さようならvim、こんにちはneovim
ってわけで、自分でビルドしたvscodeを使うことでターミナルの問題は解決したんだけど、また別の問題が発生... Editor部分で日本語を入力して変換した後に確定すると、「{変換前の文字}{変換後の文字}」になるっていう別の問題が発生しちゃったよ。 よくわかんなかったんだけど、拡張機能全部offにしたら治ったから、これは拡張機能の問題だね。 そんで原因は...vimくんでした。
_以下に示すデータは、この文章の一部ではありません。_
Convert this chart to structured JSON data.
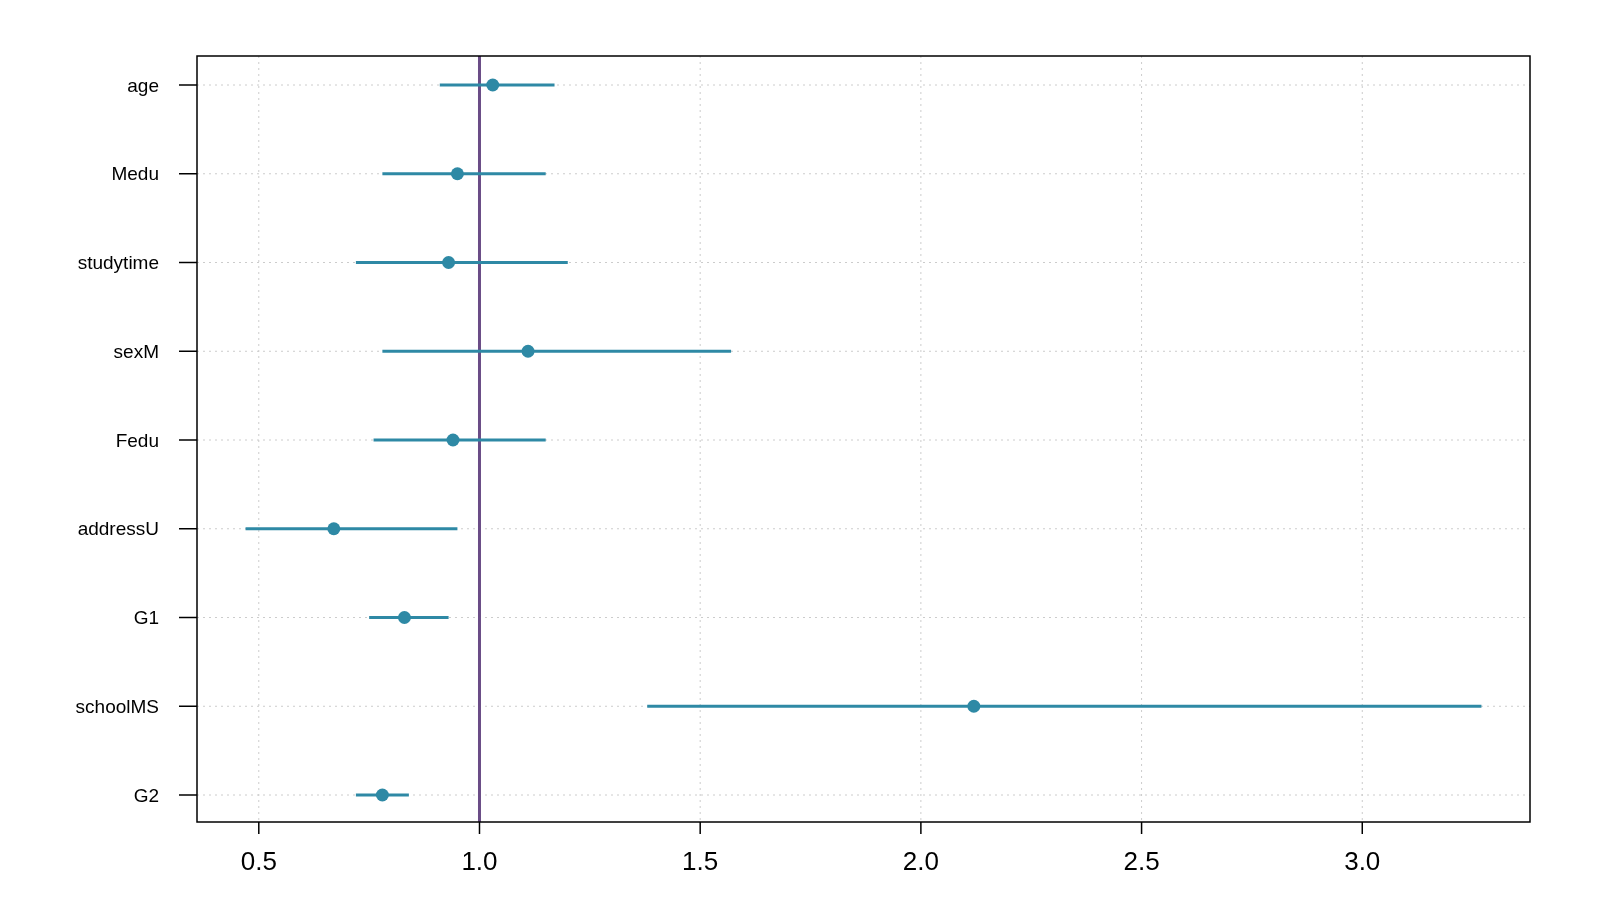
{
  "chart_data": {
    "type": "scatter",
    "orientation": "horizontal",
    "categories": [
      "age",
      "Medu",
      "studytime",
      "sexM",
      "Fedu",
      "addressU",
      "G1",
      "schoolMS",
      "G2"
    ],
    "series": [
      {
        "color": "#2e89a5",
        "values": [
          1.03,
          0.95,
          0.93,
          1.11,
          0.94,
          0.67,
          0.83,
          2.12,
          0.78
        ],
        "errors": [
          [
            0.91,
            1.17
          ],
          [
            0.78,
            1.15
          ],
          [
            0.72,
            1.2
          ],
          [
            0.78,
            1.57
          ],
          [
            0.76,
            1.15
          ],
          [
            0.47,
            0.95
          ],
          [
            0.75,
            0.93
          ],
          [
            1.38,
            3.27
          ],
          [
            0.72,
            0.84
          ]
        ]
      }
    ],
    "xlim": [
      0.36,
      3.38
    ],
    "xticks": [
      {
        "value": 0.5,
        "label": "0.5"
      },
      {
        "value": 1,
        "label": "1.0"
      },
      {
        "value": 1.5,
        "label": "1.5"
      },
      {
        "value": 2,
        "label": "2.0"
      },
      {
        "value": 2.5,
        "label": "2.5"
      },
      {
        "value": 3,
        "label": "3.0"
      }
    ],
    "grid": true,
    "marker": "circle",
    "ref_lines": [
      {
        "axis": "x",
        "value": 1,
        "color": "#6a4c86"
      }
    ]
  }
}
vscodeのvim拡張機能使ってたんだけど、こいつ結構な頻度でバグるんだよね。また君かぁ。 ちょうどneovim拡張機能にも興味出てきていたから、この際思い切って乗り換えてしまうことを決意。 vimくんとバイバイして、neovimくんをお迎えしました。日本語の変なバグもなくていい感じ。
まとめ
だらだらっと無意味に長文にしてしまったけど、ようやく全部解決できてよかった! (自前ビルドのvscodeを起動するときに発生する大量のエラーが気になるけど)問題解決!!!名探偵の気分だぜ。 v3のバグが治るまでは自前vscode生活かな〜。これはこれで楽しいからいいか。